Thursday, May 13, 2010
Here’s a story that proves it’s easier and cheaper to pay employees for overtime while it happens vs. paying for it in court.
Raceway, a petroleum company based in Piscataway, N.J., promises its customers low prices at the gas pumps at their locations throughout the state. Its website claims the company is famous for its “fast, friendly service,” but employees in a class action lawsuit claim that Raceway didn’t pay their employees for working overtime.
In April, the U.S. Department of Labor settled a case against Raceway to the tune of $3.9 million in unpaid overtime for six years and more than 700 former and current employees. Raceway, who continues to deny the charges, nonetheless has agreed to pay damages and $100,000 in civil penalties as well as hiring an independent monitor to survey the company’s time clocks. $1.95 million will go to overtime compensation and another $1.95 million will go toward damages.
The lawsuit, which lasted for three weeks and involved more than 25 witnesses, claimed that many Raceway employees, most of them gas station attendants, worked as many as 100 hours a week and were docked two hours for breaks even though the breaks were less than 90 minutes long. Many employees testified that Raceway gave them less than 30 minutes for breaks on long shifts.
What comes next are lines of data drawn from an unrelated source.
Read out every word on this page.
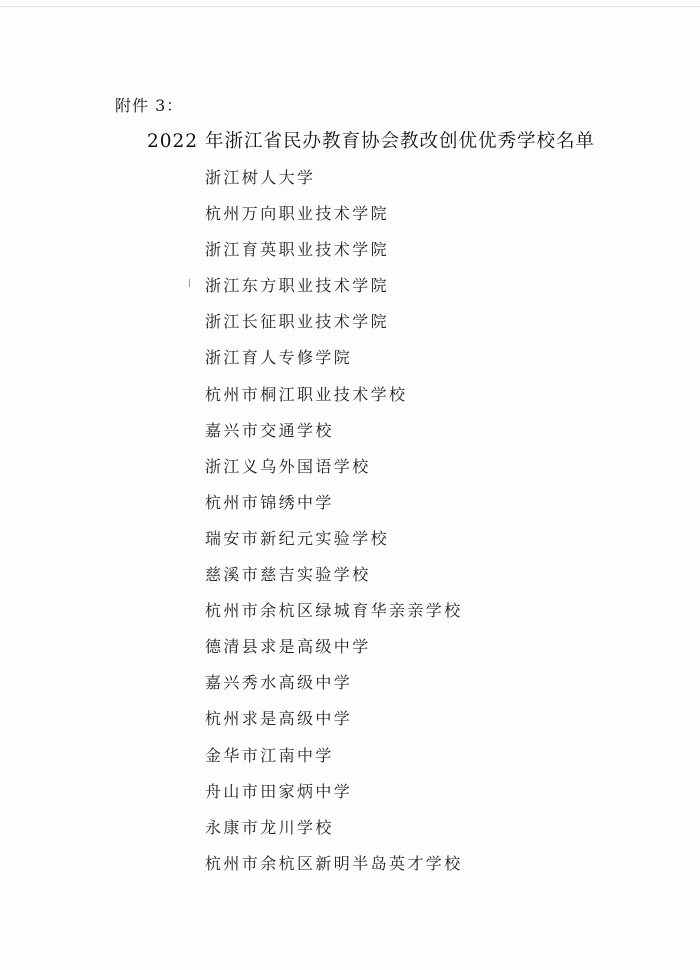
附件 3：
2022 年浙江省民办教育协会教改创优优秀学校名单
浙江树人大学
杭州万向职业技术学院
浙江育英职业技术学院
浙江东方职业技术学院
浙江长征职业技术学院
浙江育人专修学院
杭州市桐江职业技术学校
嘉兴市交通学校
浙江义乌外国语学校
杭州市锦绣中学
瑞安市新纪元实验学校
慈溪市慈吉实验学校
杭州市余杭区绿城育华亲亲学校
德清县求是高级中学
嘉兴秀水高级中学
杭州求是高级中学
金华市江南中学
舟山市田家炳中学
永康市龙川学校
杭州市余杭区新明半岛英才学校
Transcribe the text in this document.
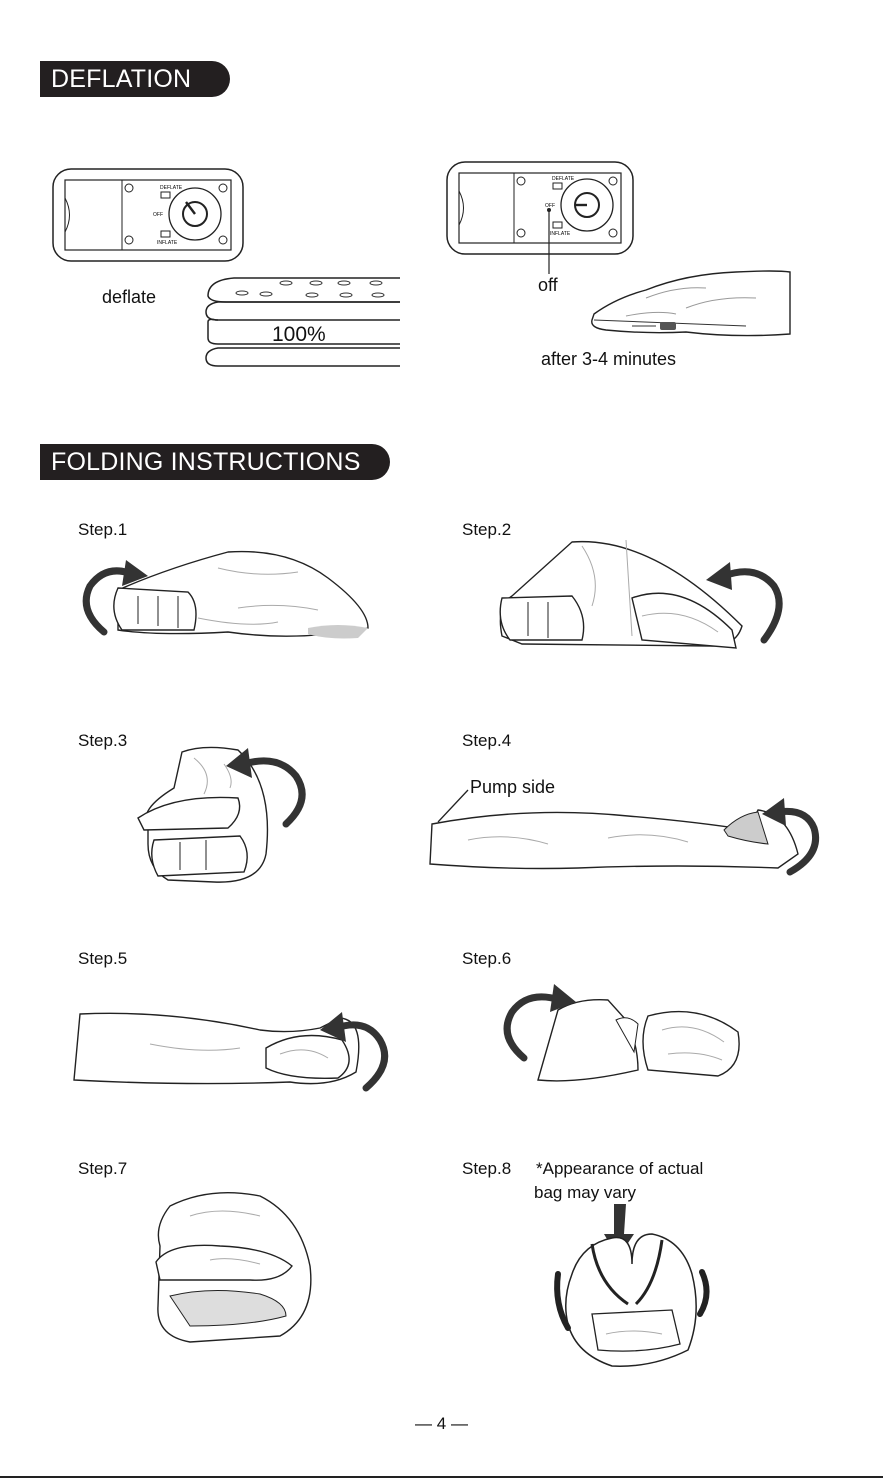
DEFLATION
FOLDING INSTRUCTIONS
DEFLATE
OFF
INFLATE
DEFLATE
OFF
INFLATE
deflate
off
100%
after 3-4 minutes
Step.1	Step.2
Step.3	Step.4
Step.5	Step.6
Step.7	Step.8 *Appearance of actual
bag may vary
Pump side
— 4 —
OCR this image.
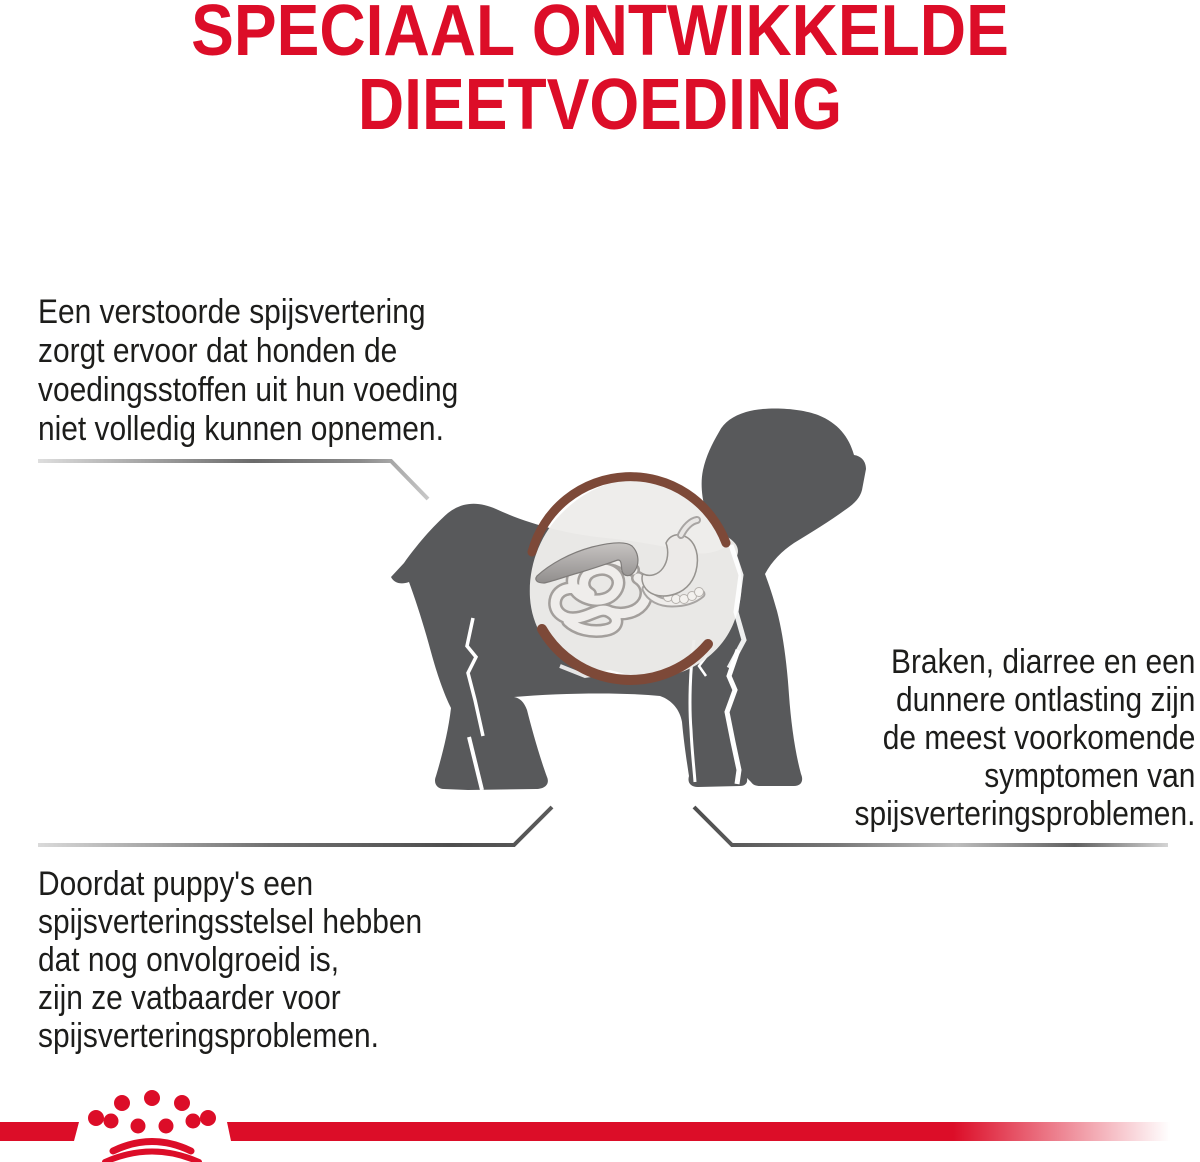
SPECIAAL ONTWIKKELDE
DIEETVOEDING
Een verstoorde spijsvertering
zorgt ervoor dat honden de
voedingsstoffen uit hun voeding
niet volledig kunnen opnemen.
Braken, diarree en een
dunnere ontlasting zijn
de meest voorkomende
symptomen van
spijsverteringsproblemen.
Doordat puppy's een
spijsverteringsstelsel hebben
dat nog onvolgroeid is,
zijn ze vatbaarder voor
spijsverteringsproblemen.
The settlement resolves a 2006 lawsuit filed by the Department of Labor. An investigation by the Wage and Hour dispute division discovered that Raceway violated the Fair Labor Standards Act (FLSA) starting in June 2002. The company, according to the investigation, failed to pay employees time-and-a-half their regular hourly rates when they worked more than 40 hours in one workweek. The Wage and Hour Division also found that Raceway didn’t keep accurate time and payroll records. It was later revealed that Raceway failed to comply with the Wage and Hour division’s recommendations through December 2009.
The FLSA requires that employees be paid at least the federal minimum wage of $7.25 per hour as well as overtime pay of one-and-one-half times their regular rates.